In the Elite Boxing gym on the city's east side. They are fighting to keep kids from going down the wrong path.
“A lot of these kids come from broken homes and broken backgrounds for the most part. I came from a single-parent home. My mom struggled to raise me. I can relate to most of these kids,” said coach Rashad Scott.
“An idle mind is the devil’s playground. A lot of these kids are just hanging out,” said Ephraim Washington Laidley, part-owner of Elite Boxing.
So far this year in Columbus, five kids have been murdered. Seven juveniles are suspects in a murder.

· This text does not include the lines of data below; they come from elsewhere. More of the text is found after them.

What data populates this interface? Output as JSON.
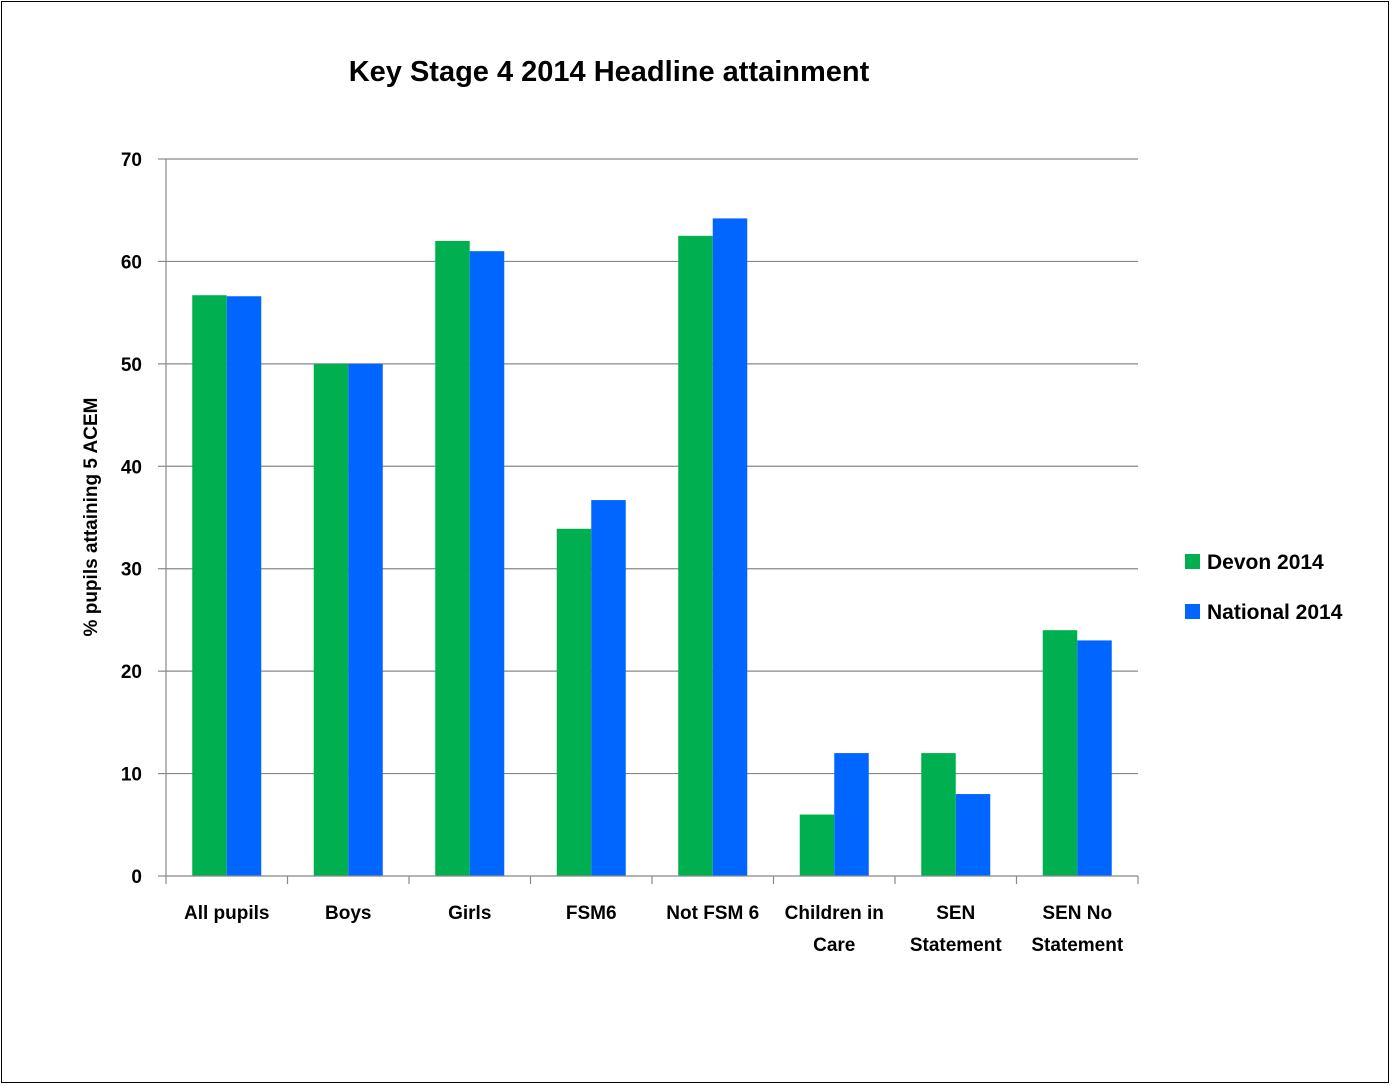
{
  "chart_data": {
    "type": "bar",
    "title": "Key Stage 4 2014 Headline attainment",
    "xlabel": "",
    "ylabel": "% pupils attaining 5 ACEM",
    "ylim": [
      0,
      70
    ],
    "yticks": [
      0,
      10,
      20,
      30,
      40,
      50,
      60,
      70
    ],
    "grid": true,
    "legend_position": "right",
    "categories": [
      [
        "All pupils"
      ],
      [
        "Boys"
      ],
      [
        "Girls"
      ],
      [
        "FSM6"
      ],
      [
        "Not FSM 6"
      ],
      [
        "Children in",
        "Care"
      ],
      [
        "SEN",
        "Statement"
      ],
      [
        "SEN No",
        "Statement"
      ]
    ],
    "series": [
      {
        "name": "Devon 2014",
        "color": "#00b050",
        "values": [
          56.7,
          50,
          62,
          33.9,
          62.5,
          6,
          12,
          24
        ]
      },
      {
        "name": "National 2014",
        "color": "#0066ff",
        "values": [
          56.6,
          50,
          61,
          36.7,
          64.2,
          12,
          8,
          23
        ]
      }
    ]
  }
}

“We create programs and things that fix those versus creating an opportunity to put those in jail. That's the difference. We prevent the issue from happening further,” Laidley said.
The whole goal here is to keep kids out of trouble and off the streets. One of the boxers here tells me he doesn't know where he would be without this program.,” Laidley said.
“I don't know if I'd be in jail, on the streets, this keeps on the right track,” said student, Aaron Granger.
Granger was one of the first kids to sign up for the program.
“These are my coaches, but I see them more as father figures, all of them,” Granger said.
Granger explains he's learned self-respect and discipline that will carry him forward, outside of the ring.
“Try to get the kids to understand we are creatures of habits. Whatever you habitually do is what you become. If you are working on good habits, that's what you'll become,” Scott said.